A molecular timepiece that ticks away the time with a flash of fluorescent protein could provide the basis for novel biosensors. The clock, or synthetic gene oscillator, is a feat of synthetic biology--a fledgling field in which researchers engineer novel biological "parts" into organisms.

To create the clock, scientists genetically engineered a molecular oscillator composed of multiple gene promoters, which turn genes on in the presence of certain chemicals, and genes themselves, one of which codes for a fluorescent protein. When expressed in E. coli bacteria, the feedback system turns the fluorescent gene on and off at regular intervals.

The clock's oscillations can be tuned by the temperature at which the E. coli are grown, the nutrients they are fed, and specific chemical triggers. According to a paper published today in Nature, the fastest oscillations that the scientists have recorded so far are about 13 minutes.

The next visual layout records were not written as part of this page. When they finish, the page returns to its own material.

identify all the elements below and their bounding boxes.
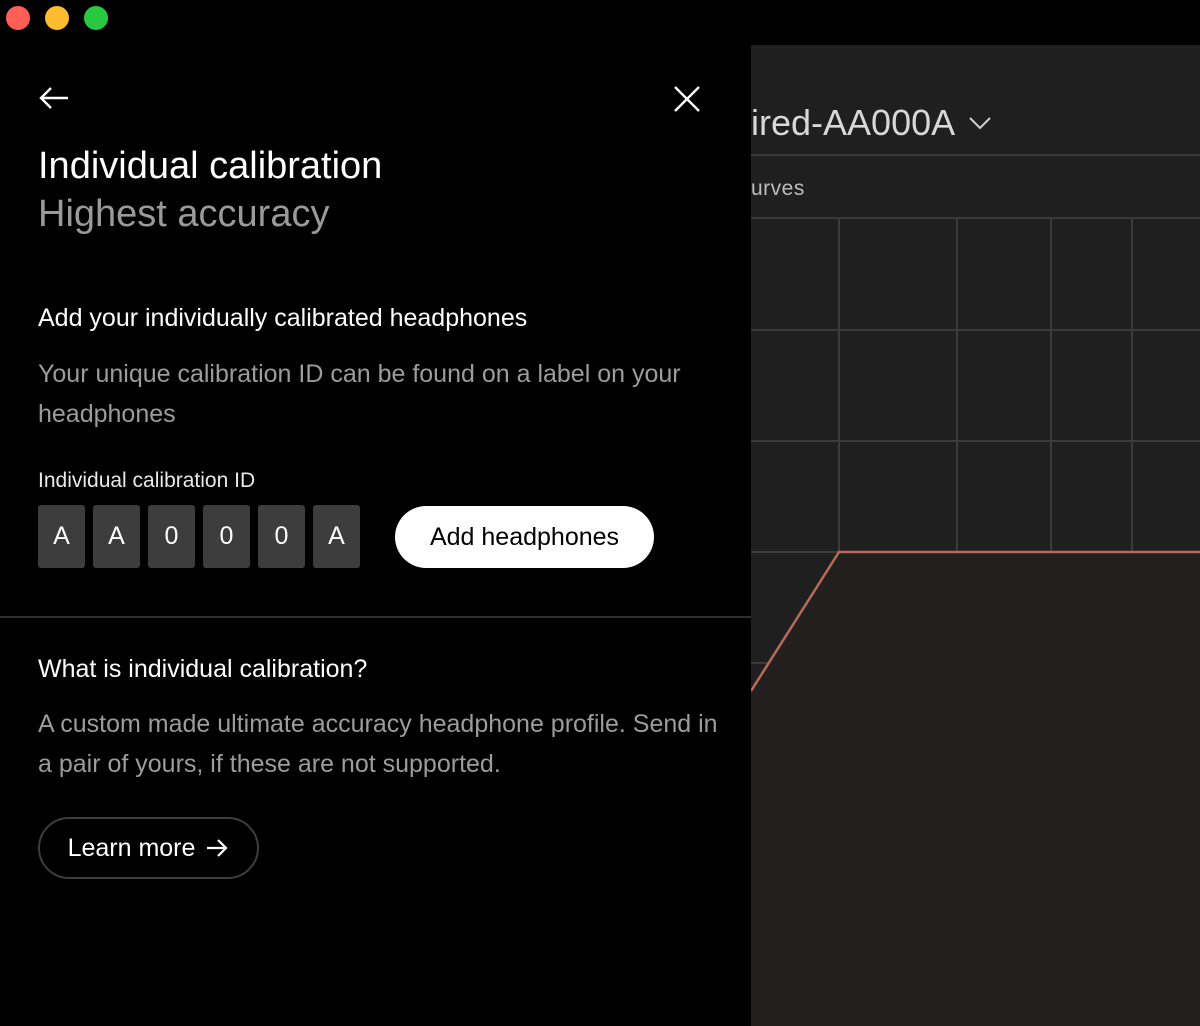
eq-graph xyxy=(751,219,1200,1026)
add-section-heading: Add your individually calibrated headpho… xyxy=(38,304,528,332)
add-section-description: Your unique calibration ID can be found … xyxy=(38,360,681,428)
learn-more-label: Learn more xyxy=(67,833,196,862)
page-subtitle: Highest accuracy xyxy=(38,193,330,235)
id-char-field[interactable]: A xyxy=(93,505,140,568)
device-title: ired-AA000A xyxy=(751,102,956,143)
close-button[interactable] xyxy=(670,82,704,116)
header-divider xyxy=(751,154,1200,156)
add-headphones-button[interactable]: Add headphones xyxy=(395,506,654,568)
id-char-field[interactable]: A xyxy=(313,505,360,568)
arrow-left-icon xyxy=(39,87,68,109)
tab-curves[interactable]: urves xyxy=(751,177,805,201)
window-close-button[interactable] xyxy=(6,6,30,30)
close-icon xyxy=(674,86,700,112)
section-divider xyxy=(0,616,751,618)
id-char-field[interactable]: 0 xyxy=(148,505,195,568)
id-char-field[interactable]: 0 xyxy=(258,505,305,568)
chevron-down-icon xyxy=(969,117,991,130)
device-selector[interactable]: ired-AA000A xyxy=(751,102,991,144)
info-section-heading: What is individual calibration? xyxy=(38,655,368,683)
calibration-id-input[interactable]: A A 0 0 0 A xyxy=(38,505,360,568)
page-title: Individual calibration xyxy=(38,145,383,187)
window-zoom-button[interactable] xyxy=(84,6,108,30)
back-button[interactable] xyxy=(34,82,74,114)
learn-more-button[interactable]: Learn more xyxy=(38,817,259,879)
background-app: ired-AA000A urves xyxy=(751,45,1200,1026)
id-char-field[interactable]: A xyxy=(38,505,85,568)
window-minimize-button[interactable] xyxy=(45,6,69,30)
calibration-panel: Individual calibration Highest accuracy … xyxy=(0,0,751,1026)
arrow-right-icon xyxy=(207,839,228,857)
id-char-field[interactable]: 0 xyxy=(203,505,250,568)
window-controls xyxy=(6,6,108,30)
info-section-description: A custom made ultimate accuracy headphon… xyxy=(38,710,718,778)
calibration-id-label: Individual calibration ID xyxy=(38,469,256,492)
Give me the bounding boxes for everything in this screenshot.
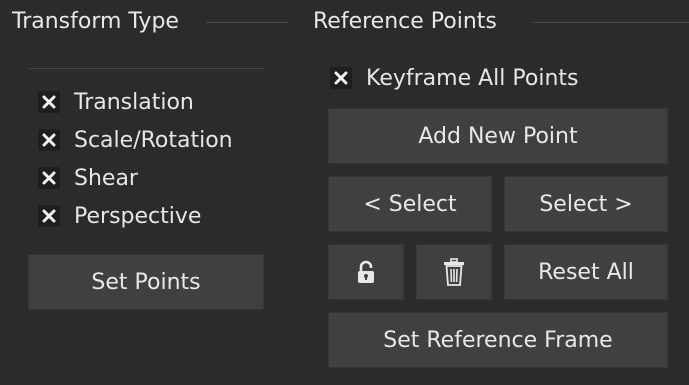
- lock-icon: [358, 260, 374, 283]
- option-perspective[interactable]: Perspective: [38, 198, 233, 234]
- transform-type-divider: [29, 68, 264, 69]
- trash-icon: [444, 258, 464, 286]
- lock-button[interactable]: [328, 244, 404, 300]
- perspective-checkbox[interactable]: [38, 205, 60, 227]
- translation-checkbox[interactable]: [38, 91, 60, 113]
- check-x-icon: [42, 95, 56, 109]
- reference-points-title: Reference Points: [313, 9, 497, 34]
- check-x-icon: [334, 71, 348, 85]
- delete-point-button[interactable]: [416, 244, 492, 300]
- keyframe-all-points-checkbox[interactable]: [330, 67, 352, 89]
- check-x-icon: [42, 133, 56, 147]
- translation-label: Translation: [74, 89, 194, 115]
- option-translation[interactable]: Translation: [38, 84, 233, 120]
- check-x-icon: [42, 209, 56, 223]
- reset-all-button[interactable]: Reset All: [504, 244, 668, 300]
- keyframe-all-points-option[interactable]: Keyframe All Points: [330, 60, 578, 96]
- select-previous-button[interactable]: < Select: [328, 176, 492, 232]
- set-points-button[interactable]: Set Points: [28, 254, 264, 310]
- check-x-icon: [42, 171, 56, 185]
- option-shear[interactable]: Shear: [38, 160, 233, 196]
- transform-type-title: Transform Type: [12, 9, 179, 34]
- reference-points-title-rule: [533, 22, 689, 23]
- scale-rotation-label: Scale/Rotation: [74, 127, 233, 153]
- keyframe-all-points-label: Keyframe All Points: [366, 65, 579, 91]
- transform-options-list: Translation Scale/Rotation Shear Perspec…: [38, 84, 233, 234]
- shear-label: Shear: [74, 165, 138, 191]
- set-reference-frame-button[interactable]: Set Reference Frame: [328, 312, 668, 368]
- option-scale-rotation[interactable]: Scale/Rotation: [38, 122, 233, 158]
- perspective-label: Perspective: [74, 203, 202, 229]
- shear-checkbox[interactable]: [38, 167, 60, 189]
- transform-type-title-rule: [206, 22, 288, 23]
- select-next-button[interactable]: Select >: [504, 176, 668, 232]
- scale-rotation-checkbox[interactable]: [38, 129, 60, 151]
- add-new-point-button[interactable]: Add New Point: [328, 108, 668, 164]
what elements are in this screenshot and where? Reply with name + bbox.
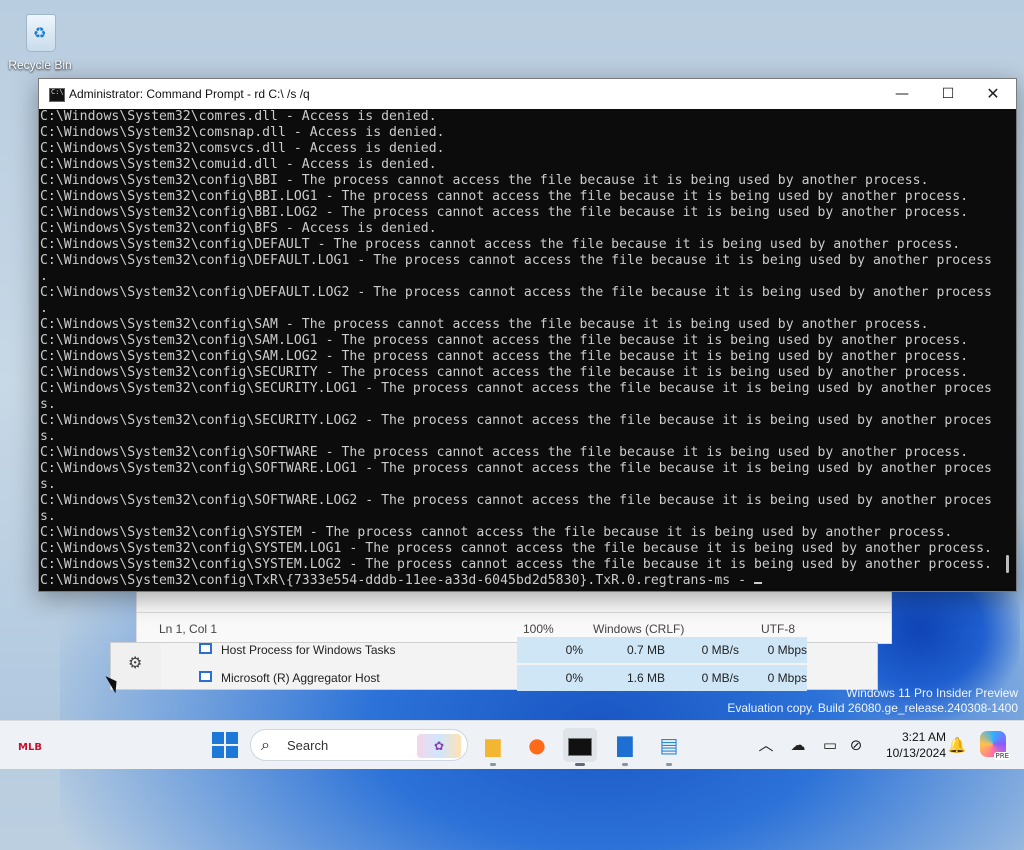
firefox-icon: ● xyxy=(528,733,546,757)
network-value: 0 Mbps xyxy=(767,643,807,657)
clock[interactable]: 3:21 AM 10/13/2024 xyxy=(872,729,946,761)
file-explorer-button[interactable]: ▆ xyxy=(476,728,510,766)
network-status-icon[interactable]: ⊘ xyxy=(844,721,868,769)
notepad-icon: ▤ xyxy=(659,733,679,757)
console-line: C:\Windows\System32\config\SYSTEM.LOG1 -… xyxy=(40,541,992,556)
console-line: C:\Windows\System32\comsnap.dll - Access… xyxy=(40,125,445,140)
notepad-taskbar-button[interactable]: ▤ xyxy=(652,728,686,766)
process-name: Microsoft (R) Aggregator Host xyxy=(221,671,380,685)
process-metrics: 0% 0.7 MB 0 MB/s 0 Mbps xyxy=(517,637,807,663)
start-button[interactable] xyxy=(212,732,238,758)
console-line: . xyxy=(40,301,48,316)
console-line: . xyxy=(40,269,48,284)
console-line: C:\Windows\System32\config\DEFAULT.LOG2 … xyxy=(40,285,992,300)
console-line: C:\Windows\System32\config\DEFAULT.LOG1 … xyxy=(40,253,992,268)
console-line: C:\Windows\System32\config\SOFTWARE.LOG2… xyxy=(40,493,992,508)
cursor-position: Ln 1, Col 1 xyxy=(159,622,218,636)
build-watermark: Windows 11 Pro Insider Preview Evaluatio… xyxy=(727,686,1018,716)
console-line: C:\Windows\System32\comres.dll - Access … xyxy=(40,109,437,124)
console-line: s. xyxy=(40,429,56,444)
watermark-edition: Windows 11 Pro Insider Preview xyxy=(846,686,1018,700)
minimize-button[interactable]: — xyxy=(879,79,925,109)
console-line: C:\Windows\System32\config\BBI - The pro… xyxy=(40,173,929,188)
console-line: C:\Windows\System32\config\SOFTWARE - Th… xyxy=(40,445,969,460)
cmd-app-icon[interactable] xyxy=(49,88,65,102)
settings-gear-icon[interactable]: ⚙ xyxy=(128,653,142,672)
process-name: Host Process for Windows Tasks xyxy=(221,643,396,657)
onedrive-offline-icon[interactable]: ☁ xyxy=(786,721,810,769)
zoom-level: 100% xyxy=(523,622,554,636)
console-line: C:\Windows\System32\config\BBI.LOG1 - Th… xyxy=(40,189,969,204)
network-value: 0 Mbps xyxy=(767,671,807,685)
window-titlebar[interactable]: Administrator: Command Prompt - rd C:\ /… xyxy=(39,79,1016,109)
console-line: C:\Windows\System32\config\SECURITY.LOG1… xyxy=(40,381,992,396)
search-highlight-icon: ✿ xyxy=(417,734,461,758)
console-line: s. xyxy=(40,477,56,492)
text-cursor xyxy=(753,582,762,584)
memory-value: 0.7 MB xyxy=(626,643,665,657)
search-icon: ⌕ xyxy=(261,735,270,754)
console-line: s. xyxy=(40,397,56,412)
console-line: C:\Windows\System32\config\TxR\{7333e554… xyxy=(40,573,999,589)
console-line: C:\Windows\System32\config\SOFTWARE.LOG1… xyxy=(40,461,992,476)
scrollbar-thumb[interactable] xyxy=(1006,555,1009,573)
windows-logo-icon xyxy=(212,732,224,744)
console-line: s. xyxy=(40,509,56,524)
maximize-button[interactable]: ☐ xyxy=(925,79,971,109)
close-button[interactable]: ✕ xyxy=(970,79,1016,109)
copilot-badge: PRE xyxy=(994,752,1010,760)
console-line: C:\Windows\System32\config\SYSTEM - The … xyxy=(40,525,953,540)
recycle-bin-label: Recycle Bin xyxy=(8,58,72,72)
window-title: Administrator: Command Prompt - rd C:\ /… xyxy=(69,87,310,101)
clock-date: 10/13/2024 xyxy=(885,746,946,760)
folder-icon: ▆ xyxy=(485,733,501,757)
console-line: C:\Windows\System32\config\SAM.LOG2 - Th… xyxy=(40,349,969,364)
mlb-logo-icon: MLB xyxy=(18,742,42,753)
process-icon xyxy=(199,671,212,682)
console-line: C:\Windows\System32\config\BBI.LOG2 - Th… xyxy=(40,205,969,220)
terminal-icon xyxy=(563,728,597,762)
display-icon[interactable]: ▭ xyxy=(818,721,842,769)
show-hidden-icons-chevron-icon[interactable]: ︿ xyxy=(756,721,776,769)
console-output[interactable]: C:\Windows\System32\comres.dll - Access … xyxy=(39,109,999,591)
clock-time: 3:21 AM xyxy=(901,730,946,744)
performance-chart-icon: ▇ xyxy=(617,733,633,757)
widgets-button[interactable]: MLB xyxy=(18,735,46,755)
encoding: UTF-8 xyxy=(761,622,795,636)
watermark-build: Evaluation copy. Build 26080.ge_release.… xyxy=(727,701,1018,715)
process-icon xyxy=(199,643,212,654)
console-line: C:\Windows\System32\config\BFS - Access … xyxy=(40,221,437,236)
search-box[interactable]: ⌕ Search ✿ xyxy=(250,729,468,761)
console-text: C:\Windows\System32\comres.dll - Access … xyxy=(39,109,999,589)
disk-value: 0 MB/s xyxy=(701,671,739,685)
process-row[interactable]: Host Process for Windows Tasks 0% 0.7 MB… xyxy=(163,637,877,663)
console-line: C:\Windows\System32\config\SECURITY.LOG2… xyxy=(40,413,992,428)
disk-value: 0 MB/s xyxy=(701,643,739,657)
console-line: C:\Windows\System32\config\SYSTEM.LOG2 -… xyxy=(40,557,992,572)
notification-bell-icon[interactable]: 🔔 xyxy=(946,721,968,769)
recycle-bin-shortcut[interactable]: ♻ Recycle Bin xyxy=(6,8,74,72)
search-placeholder: Search xyxy=(287,738,329,753)
console-line: C:\Windows\System32\comsvcs.dll - Access… xyxy=(40,141,445,156)
task-manager-taskbar-button[interactable]: ▇ xyxy=(608,728,642,766)
cpu-value: 0% xyxy=(565,671,583,685)
console-line: C:\Windows\System32\comuid.dll - Access … xyxy=(40,157,437,172)
firefox-button[interactable]: ● xyxy=(520,728,554,762)
recycle-bin-icon: ♻ xyxy=(20,8,60,54)
vertical-scrollbar[interactable] xyxy=(999,109,1016,591)
copilot-button[interactable]: PRE xyxy=(980,731,1010,760)
console-line: C:\Windows\System32\config\SAM - The pro… xyxy=(40,317,929,332)
command-prompt-taskbar-button[interactable] xyxy=(563,728,597,766)
console-line: C:\Windows\System32\config\SECURITY - Th… xyxy=(40,365,969,380)
console-line: C:\Windows\System32\config\DEFAULT - The… xyxy=(40,237,961,252)
memory-value: 1.6 MB xyxy=(626,671,665,685)
console-line: C:\Windows\System32\config\SAM.LOG1 - Th… xyxy=(40,333,969,348)
task-manager-sidebar: ⚙ xyxy=(111,643,161,689)
command-prompt-window[interactable]: Administrator: Command Prompt - rd C:\ /… xyxy=(38,78,1017,592)
taskbar: MLB ⌕ Search ✿ ▆ ● ▇ ▤ ︿ ☁ ▭ ⊘ 3:21 AM 1… xyxy=(0,720,1024,769)
cpu-value: 0% xyxy=(565,643,583,657)
task-manager-window: ⚙ Host Process for Windows Tasks 0% 0.7 … xyxy=(110,637,878,691)
line-ending: Windows (CRLF) xyxy=(593,622,685,636)
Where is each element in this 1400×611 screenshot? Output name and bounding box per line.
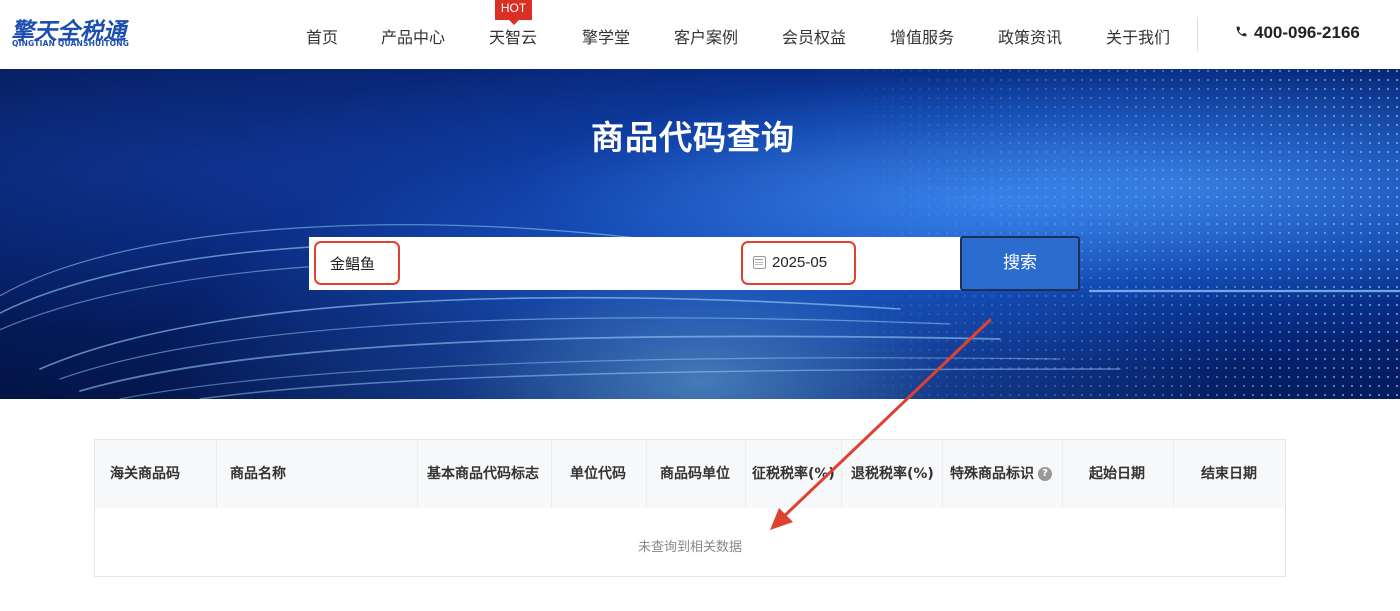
column-divider [216,440,217,508]
nav-item-about[interactable]: 关于我们 [1106,24,1170,48]
column-header: 退税税率(%) [851,466,934,482]
column-divider [417,440,418,508]
column-divider [841,440,842,508]
column-header: 海关商品码 [110,466,180,482]
product-name-input[interactable] [314,241,400,285]
logo-subtitle: QINGTIAN QUANSHUITONG [12,39,130,48]
results-table: 海关商品码 商品名称 基本商品代码标志 单位代码 商品码单位 征税税率(%) 退… [94,439,1286,577]
phone-number[interactable]: 400-096-2166 [1235,23,1360,43]
special-flag-header: 特殊商品标识? [950,440,1052,508]
phone-icon [1235,25,1249,41]
column-header: 单位代码 [570,466,626,482]
column-divider [1173,440,1174,508]
search-bar: 2025-05 [309,237,961,290]
hero-banner: 商品代码查询 2025-05 搜索 [0,69,1400,399]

"The on-off frequency could potentially be used to determine the level of some toxic chemical in the environment," says Jeff Hasty, a bioengineer at UC San Diego, who led the project. "One could make simple modifications so that it responded to other chemicals or sugars."

According to a press release from UC San Diego,

One next step is to synchronize the clocks within large numbers of E. coli cells so that all the cells in a test tube would blink in unison. "This would start to look a lot like the makings of a fascinating environmental sensor," said Jeff Hasty, a UC San Diego bioengineering professor and senior author on the Nature paper. Researchers in his lab have also developed sophisticated microfluidic systems capable of controlling environmental conditions of their E. coli cells with great precision. This enables the bioengineers to track exactly what environmental conditions affect their clocks' blink rates.